Further, Deaconess addressed 2011’s disappointing Gallup poll statistic that called Evansville the most obese city in America by helping to host “Supersize vs. Superskinny,” an English reality television show. “Supersize vs. Superskinny” follows two individuals, one extremely overweight and the other very underweight, as they swap diets, to examine their individual relationships with food. When the show’s creators wanted to cross the pond to study America’s obesity epidemic, Evansville was a natural choice. Deaconess chose to participate, Rogers says, because “shedding light on the problem is always a good thing.”

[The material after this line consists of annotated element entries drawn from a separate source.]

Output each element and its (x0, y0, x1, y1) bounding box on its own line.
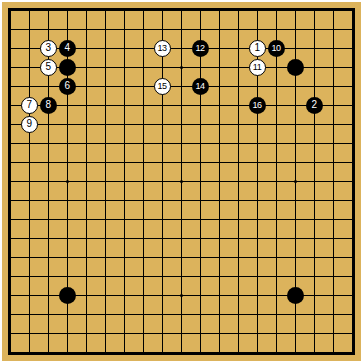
stone-move-1-white-O17: 1 (249, 40, 266, 57)
stone-move-15-white-J15: 15 (154, 78, 171, 95)
move-number: 13 (157, 44, 166, 53)
move-number: 15 (157, 82, 166, 91)
move-number: 4 (64, 43, 69, 53)
move-number: 10 (271, 44, 280, 53)
move-number: 14 (195, 82, 204, 91)
stone-move-6-black-D15: 6 (59, 78, 76, 95)
stone-move-2-black-R14: 2 (306, 97, 323, 114)
stones-layer: 12345678910111213141516 (1, 1, 361, 361)
stone-move-13-white-J17: 13 (154, 40, 171, 57)
move-number: 16 (252, 101, 261, 110)
stone-move-16-black-O14: 16 (249, 97, 266, 114)
move-number: 1 (254, 43, 259, 53)
stone-move-8-black-C14: 8 (40, 97, 57, 114)
image-edge-artifact-left (0, 0, 2, 361)
stone-handicap-black-Q4 (287, 287, 304, 304)
go-board-diagram: 12345678910111213141516 (0, 0, 361, 361)
move-number: 8 (45, 100, 50, 110)
stone-move-11-white-O16: 11 (249, 59, 266, 76)
move-number: 3 (45, 43, 50, 53)
stone-move-5-white-C16: 5 (40, 59, 57, 76)
stone-handicap-black-D16 (59, 59, 76, 76)
move-number: 9 (26, 119, 31, 129)
stone-move-10-black-P17: 10 (268, 40, 285, 57)
move-number: 5 (45, 62, 50, 72)
move-number: 7 (26, 100, 31, 110)
stone-move-14-black-L15: 14 (192, 78, 209, 95)
stone-move-3-white-C17: 3 (40, 40, 57, 57)
stone-move-9-white-B13: 9 (21, 116, 38, 133)
stone-move-12-black-L17: 12 (192, 40, 209, 57)
move-number: 6 (64, 81, 69, 91)
image-edge-artifact-top (0, 0, 361, 2)
stone-move-7-white-B14: 7 (21, 97, 38, 114)
move-number: 11 (253, 63, 261, 72)
stone-handicap-black-Q16 (287, 59, 304, 76)
move-number: 12 (195, 44, 204, 53)
stone-handicap-black-D4 (59, 287, 76, 304)
move-number: 2 (311, 100, 316, 110)
stone-move-4-black-D17: 4 (59, 40, 76, 57)
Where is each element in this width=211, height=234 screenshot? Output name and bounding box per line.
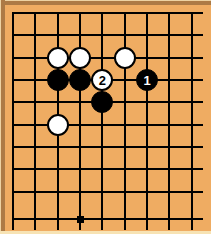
grid-line-horizontal: [12, 168, 203, 170]
grid-line-horizontal: [12, 57, 203, 59]
white-stone[interactable]: [114, 47, 136, 69]
grid-line-vertical: [168, 12, 170, 230]
star-point: [77, 216, 84, 223]
grid-line-vertical: [191, 12, 193, 230]
grid-line-horizontal: [12, 34, 203, 36]
black-stone[interactable]: [47, 69, 69, 91]
board-bottom-edge: [0, 231, 211, 234]
grid-line-horizontal: [12, 191, 203, 193]
black-stone[interactable]: [91, 91, 113, 113]
black-stone-move-1[interactable]: 1: [136, 69, 158, 91]
go-board[interactable]: 21: [0, 0, 211, 234]
white-stone[interactable]: [69, 47, 91, 69]
grid-line-vertical: [146, 12, 148, 230]
white-stone[interactable]: [47, 114, 69, 136]
white-stone[interactable]: [47, 47, 69, 69]
grid-line-vertical: [101, 12, 103, 230]
grid-line-horizontal: [12, 218, 203, 220]
grid-line-vertical: [12, 12, 14, 230]
go-board-diagram: 21: [0, 0, 211, 234]
grid-line-horizontal: [12, 146, 203, 148]
grid-line-vertical: [79, 12, 81, 230]
grid-line-vertical: [124, 12, 126, 230]
white-stone-move-2[interactable]: 2: [91, 69, 113, 91]
grid-line-vertical: [34, 12, 36, 230]
grid-line-horizontal: [12, 124, 203, 126]
grid-line-horizontal: [12, 12, 203, 14]
black-stone[interactable]: [69, 69, 91, 91]
board-frame-left: [0, 0, 5, 231]
board-frame-top: [0, 0, 211, 5]
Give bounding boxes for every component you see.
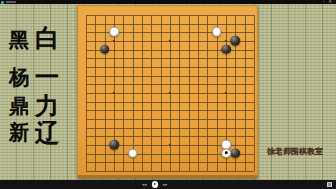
- minimize-button[interactable]: –: [323, 0, 325, 4]
- playback-controls: ◂◂ ▸▸: [142, 180, 167, 189]
- grid-line: [207, 15, 208, 171]
- grid-line: [86, 119, 254, 120]
- previous-move-button[interactable]: ◂◂: [142, 180, 147, 189]
- grid-line: [217, 15, 218, 171]
- stone-Q3: [221, 148, 231, 158]
- board-grid: [86, 15, 254, 171]
- grid-line: [86, 136, 254, 137]
- grid-line: [198, 15, 199, 171]
- stone-D4: [109, 140, 119, 150]
- window-title-text: [6, 1, 16, 3]
- grid-line: [86, 128, 254, 129]
- next-move-button[interactable]: ▸▸: [163, 180, 168, 189]
- grid-line: [245, 15, 246, 171]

When the “Supersize vs. Superskinny” team came to Evansville in January, they documented how Deaconess accommodates obese patients with lift systems and bigger wheelchairs, beds, and bathrooms (to name a few). They even interviewed patients and stepped into the community to examine why obesity may be such an issue. Ultimately, their goal was to take a holistic view of how obesity impacts healthcare and the community. Rogers says it’s important to Deaconess to highlight the problems of obesity and see how lifestyles can change in the community so that healthier decisions can be made.
The show begins airing on Feb. 28 in England and may be available for online viewing. One quarter of each one-hour episode will be about Evansville.

With newly implemented systems and ambitious goals propelling them into the new year, Evansville’s hospitals eagerly are serving the community with top-notch technology and methodology and a commitment to helping citizens achieve and maintain healthy lifestyles.